As I read further and watched interviews, I learned that when Dr.Munch and Eva met in Auschwitz on the 50th anniversary of the liberation, they signed the letter of forgiveness. She made the letter a gift for Dr. Munch as well.
Eva knew of what she talked about. She knew what it meant to forgive her enemy:The Nazis and The Angel of Death, Dr. Josef Mengele. She also said that forgiving was not for the offender, but for the survivor. She recognized that by her forgiving those who physically hurt her, who experimented on her with caustic substances, she was releasing that angst she carried in her veins and opening up her heart and mind to live beyond those horrors.
As a survivor of domestic violence, I recognized that I not only needed to leave the life filled with name calling, punches to the gut, slams into the wall, and hits with a hammer for my safety, but also for my spiritual well-being. I felt that in battling those midnight torments that I was turning into a monster, too. I needed to rescue myself and my baby from this mean onslaught. I was angry. I was depressed. And, I knew I didn’t want to turn into a mean spirited human.

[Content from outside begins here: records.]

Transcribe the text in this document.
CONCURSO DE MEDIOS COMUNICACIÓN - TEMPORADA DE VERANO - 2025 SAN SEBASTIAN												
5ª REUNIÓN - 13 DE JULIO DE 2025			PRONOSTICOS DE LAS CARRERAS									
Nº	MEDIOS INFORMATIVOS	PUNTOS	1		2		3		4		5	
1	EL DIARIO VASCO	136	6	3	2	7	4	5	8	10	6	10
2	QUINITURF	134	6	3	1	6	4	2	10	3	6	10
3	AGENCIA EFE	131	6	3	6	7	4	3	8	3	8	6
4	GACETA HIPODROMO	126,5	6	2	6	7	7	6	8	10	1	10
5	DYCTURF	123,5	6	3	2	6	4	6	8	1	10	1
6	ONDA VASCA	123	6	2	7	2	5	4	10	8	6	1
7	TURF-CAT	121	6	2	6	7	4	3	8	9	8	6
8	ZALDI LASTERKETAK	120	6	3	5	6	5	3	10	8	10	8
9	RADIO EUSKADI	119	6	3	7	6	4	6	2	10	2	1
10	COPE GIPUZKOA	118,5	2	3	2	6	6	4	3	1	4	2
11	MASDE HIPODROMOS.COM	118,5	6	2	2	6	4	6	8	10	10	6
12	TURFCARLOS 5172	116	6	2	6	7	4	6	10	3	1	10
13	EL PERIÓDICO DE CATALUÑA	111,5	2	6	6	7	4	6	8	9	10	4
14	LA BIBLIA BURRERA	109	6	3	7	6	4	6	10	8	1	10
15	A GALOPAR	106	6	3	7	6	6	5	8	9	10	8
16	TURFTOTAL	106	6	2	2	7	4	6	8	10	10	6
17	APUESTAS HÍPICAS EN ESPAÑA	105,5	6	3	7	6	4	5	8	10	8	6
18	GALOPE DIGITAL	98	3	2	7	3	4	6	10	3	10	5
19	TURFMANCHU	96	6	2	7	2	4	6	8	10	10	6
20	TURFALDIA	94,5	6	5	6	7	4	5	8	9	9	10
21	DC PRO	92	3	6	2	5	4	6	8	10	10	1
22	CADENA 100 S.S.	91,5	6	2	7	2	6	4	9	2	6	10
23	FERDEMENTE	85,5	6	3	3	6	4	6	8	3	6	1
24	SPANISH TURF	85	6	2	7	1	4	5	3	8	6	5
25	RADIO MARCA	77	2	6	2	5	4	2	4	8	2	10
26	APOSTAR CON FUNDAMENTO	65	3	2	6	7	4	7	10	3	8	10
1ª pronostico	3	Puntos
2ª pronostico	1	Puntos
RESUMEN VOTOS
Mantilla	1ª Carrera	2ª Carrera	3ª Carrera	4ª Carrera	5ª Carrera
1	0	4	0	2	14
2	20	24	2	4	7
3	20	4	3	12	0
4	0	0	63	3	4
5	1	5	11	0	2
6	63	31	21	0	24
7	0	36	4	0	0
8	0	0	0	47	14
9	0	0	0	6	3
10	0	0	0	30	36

Listening to Eva Kor’s story on Rocky Mountain PBS, I’m reminded of that personal journey that I took leaving the abuser behind. I’m reminded that forgiveness gives us our souls back from the brink of destruction. She also said, “Getting even never healed a single person.” So harboring revenge does not repair broken humanity.
We can all do this, forgive. We can forgive that person who back stabbed us at work, or the person we were when we did not measure up to family standards. We can forgive and in so doing, release that barbed wire holding us to murderous pain and Clint Eastwood like rage.
“This is why I am so passionate about forgiveness,” Eva said. “I realized that Hitler was an angry man who considered himself a victim. Anger is a seed for war. Forgiveness is a seed for peace. I forgave the Nazis, not because they deserve it, but because I deserve it.”